Al contemplar esto, al recibir tal panorama de información, mi conexión a la red de comunicaciones no me pareció tan casual, tan atribuible a una racha de suerte. Ahora la veía en su justo lugar: había sido dispuesta con mucha antelación —puede que incluso en mi infancia— por el propio Sivainvi, a fin de que se me pudiera preparar e instruir para participar en la batalla que había en perspectiva: la demolición de Roma.

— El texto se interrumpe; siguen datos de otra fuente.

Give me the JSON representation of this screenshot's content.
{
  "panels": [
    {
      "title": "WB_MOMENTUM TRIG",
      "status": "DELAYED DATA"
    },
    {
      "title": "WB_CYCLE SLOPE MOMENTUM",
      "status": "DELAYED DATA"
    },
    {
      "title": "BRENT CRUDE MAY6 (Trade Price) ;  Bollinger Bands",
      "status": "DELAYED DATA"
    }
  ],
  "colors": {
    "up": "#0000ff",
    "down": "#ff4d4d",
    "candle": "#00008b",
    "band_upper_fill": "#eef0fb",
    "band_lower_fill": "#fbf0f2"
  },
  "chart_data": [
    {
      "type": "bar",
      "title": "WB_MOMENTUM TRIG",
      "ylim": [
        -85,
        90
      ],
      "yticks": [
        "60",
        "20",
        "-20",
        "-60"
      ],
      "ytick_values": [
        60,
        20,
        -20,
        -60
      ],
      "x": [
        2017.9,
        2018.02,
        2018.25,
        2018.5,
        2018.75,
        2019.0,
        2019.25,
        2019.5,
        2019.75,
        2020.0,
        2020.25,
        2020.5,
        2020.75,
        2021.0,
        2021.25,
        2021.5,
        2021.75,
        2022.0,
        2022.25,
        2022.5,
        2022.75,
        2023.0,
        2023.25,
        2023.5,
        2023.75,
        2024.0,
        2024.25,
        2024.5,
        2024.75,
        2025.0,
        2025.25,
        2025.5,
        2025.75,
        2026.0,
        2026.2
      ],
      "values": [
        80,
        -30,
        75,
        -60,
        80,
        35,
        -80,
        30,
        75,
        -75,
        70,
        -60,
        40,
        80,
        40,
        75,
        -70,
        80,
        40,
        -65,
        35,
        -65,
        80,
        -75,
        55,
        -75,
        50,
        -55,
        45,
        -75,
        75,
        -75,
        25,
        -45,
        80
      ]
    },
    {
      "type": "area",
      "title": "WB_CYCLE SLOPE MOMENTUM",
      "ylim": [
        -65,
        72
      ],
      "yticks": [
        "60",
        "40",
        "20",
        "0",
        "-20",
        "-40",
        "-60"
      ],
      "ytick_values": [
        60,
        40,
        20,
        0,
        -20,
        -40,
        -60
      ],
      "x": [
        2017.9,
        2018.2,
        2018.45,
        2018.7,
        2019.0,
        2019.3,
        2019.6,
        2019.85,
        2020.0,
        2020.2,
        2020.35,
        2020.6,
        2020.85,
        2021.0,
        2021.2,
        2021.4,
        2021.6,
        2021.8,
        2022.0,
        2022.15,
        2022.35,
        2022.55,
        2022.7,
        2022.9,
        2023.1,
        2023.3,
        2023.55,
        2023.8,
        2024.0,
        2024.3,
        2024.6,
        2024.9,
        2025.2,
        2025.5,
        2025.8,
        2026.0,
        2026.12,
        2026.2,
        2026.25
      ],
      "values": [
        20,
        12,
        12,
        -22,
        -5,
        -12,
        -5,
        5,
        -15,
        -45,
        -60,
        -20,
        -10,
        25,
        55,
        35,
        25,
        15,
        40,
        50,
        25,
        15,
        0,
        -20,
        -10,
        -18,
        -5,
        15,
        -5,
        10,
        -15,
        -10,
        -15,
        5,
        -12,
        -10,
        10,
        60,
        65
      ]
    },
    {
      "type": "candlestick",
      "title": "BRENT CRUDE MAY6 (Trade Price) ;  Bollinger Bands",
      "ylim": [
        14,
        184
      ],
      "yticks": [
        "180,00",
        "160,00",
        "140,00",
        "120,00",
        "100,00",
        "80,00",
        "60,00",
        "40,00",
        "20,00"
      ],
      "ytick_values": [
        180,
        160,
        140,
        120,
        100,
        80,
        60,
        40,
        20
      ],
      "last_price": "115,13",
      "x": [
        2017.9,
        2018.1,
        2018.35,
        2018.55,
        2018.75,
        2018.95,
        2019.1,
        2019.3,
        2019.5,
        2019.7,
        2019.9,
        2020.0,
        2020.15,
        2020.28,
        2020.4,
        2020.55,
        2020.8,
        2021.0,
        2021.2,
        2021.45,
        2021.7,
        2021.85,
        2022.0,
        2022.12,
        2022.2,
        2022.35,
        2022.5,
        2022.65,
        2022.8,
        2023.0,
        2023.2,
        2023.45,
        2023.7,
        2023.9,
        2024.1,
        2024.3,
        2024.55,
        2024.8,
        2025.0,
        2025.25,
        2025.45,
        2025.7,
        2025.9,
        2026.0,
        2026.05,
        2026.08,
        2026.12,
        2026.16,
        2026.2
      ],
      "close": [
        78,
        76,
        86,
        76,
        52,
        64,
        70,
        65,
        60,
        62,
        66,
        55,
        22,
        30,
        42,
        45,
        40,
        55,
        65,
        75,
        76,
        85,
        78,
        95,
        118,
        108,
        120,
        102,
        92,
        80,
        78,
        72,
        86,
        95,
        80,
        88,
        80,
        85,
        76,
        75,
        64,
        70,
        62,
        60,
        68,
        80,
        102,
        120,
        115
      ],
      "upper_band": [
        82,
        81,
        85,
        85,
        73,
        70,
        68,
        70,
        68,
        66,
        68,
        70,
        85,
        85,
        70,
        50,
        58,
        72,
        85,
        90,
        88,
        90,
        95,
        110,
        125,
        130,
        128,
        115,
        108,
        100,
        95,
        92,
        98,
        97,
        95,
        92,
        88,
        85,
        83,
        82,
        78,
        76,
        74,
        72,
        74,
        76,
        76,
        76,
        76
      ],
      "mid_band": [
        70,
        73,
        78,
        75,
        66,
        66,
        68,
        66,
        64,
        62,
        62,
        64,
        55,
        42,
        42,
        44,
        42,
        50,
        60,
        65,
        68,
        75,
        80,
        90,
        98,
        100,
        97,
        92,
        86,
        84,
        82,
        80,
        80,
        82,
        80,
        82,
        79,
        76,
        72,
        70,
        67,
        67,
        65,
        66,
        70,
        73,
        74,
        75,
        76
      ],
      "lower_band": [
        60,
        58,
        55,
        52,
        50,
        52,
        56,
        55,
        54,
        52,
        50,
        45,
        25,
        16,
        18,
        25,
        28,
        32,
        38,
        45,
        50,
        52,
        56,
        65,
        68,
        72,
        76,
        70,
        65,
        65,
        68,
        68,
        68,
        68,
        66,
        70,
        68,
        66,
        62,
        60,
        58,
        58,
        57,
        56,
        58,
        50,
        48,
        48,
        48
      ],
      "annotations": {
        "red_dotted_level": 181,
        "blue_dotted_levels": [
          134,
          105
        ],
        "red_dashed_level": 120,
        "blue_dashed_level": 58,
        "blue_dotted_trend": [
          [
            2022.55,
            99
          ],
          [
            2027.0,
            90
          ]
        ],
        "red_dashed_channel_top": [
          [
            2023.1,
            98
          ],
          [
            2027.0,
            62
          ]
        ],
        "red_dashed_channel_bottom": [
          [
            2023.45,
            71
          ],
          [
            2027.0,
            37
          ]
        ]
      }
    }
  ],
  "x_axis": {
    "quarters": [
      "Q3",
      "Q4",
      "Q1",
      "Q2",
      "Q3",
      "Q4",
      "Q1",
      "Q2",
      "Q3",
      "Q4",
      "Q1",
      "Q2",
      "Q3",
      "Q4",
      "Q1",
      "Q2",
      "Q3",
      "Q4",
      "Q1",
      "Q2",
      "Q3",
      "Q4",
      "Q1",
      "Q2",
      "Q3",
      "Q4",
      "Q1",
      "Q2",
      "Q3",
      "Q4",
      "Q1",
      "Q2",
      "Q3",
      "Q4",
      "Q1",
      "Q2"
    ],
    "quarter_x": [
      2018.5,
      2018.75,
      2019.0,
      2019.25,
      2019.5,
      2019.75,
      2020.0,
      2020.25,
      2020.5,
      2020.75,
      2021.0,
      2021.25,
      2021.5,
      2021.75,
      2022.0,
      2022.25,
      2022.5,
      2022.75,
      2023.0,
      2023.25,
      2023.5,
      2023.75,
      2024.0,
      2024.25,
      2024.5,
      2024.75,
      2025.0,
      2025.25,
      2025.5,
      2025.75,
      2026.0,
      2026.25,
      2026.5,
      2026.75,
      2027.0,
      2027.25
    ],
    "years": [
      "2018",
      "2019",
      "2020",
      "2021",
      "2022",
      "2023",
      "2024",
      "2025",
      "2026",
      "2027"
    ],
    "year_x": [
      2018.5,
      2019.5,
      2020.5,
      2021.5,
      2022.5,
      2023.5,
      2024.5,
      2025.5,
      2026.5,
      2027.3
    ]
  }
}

Mi experiencia era un fenómeno del final del tiempo. E indudablemente había otros como yo. Una recreación, pensé, de los mensajeros con túnicas grises que corrían de un lado a otro de los grandes muros de hierro con la intención de reducirlos a escombros, henchidos de incesante júbilo por la acogida que darían a su Rey en cuanto regresara. Mi acto, para cuyo cumplimiento había nacido y había sido creado, era un acto de… celebración.

Me habían devuelto la vida. Después de dos mil años.

Había renacido enteramente como un nuevo ser que gozaba de la perfección, provisto de facultades y funciones que no tuviera nunca, que se perdieron al ser extirpadas en la primera Caída. No de mí como individuo; extirpadas de nuestra raza.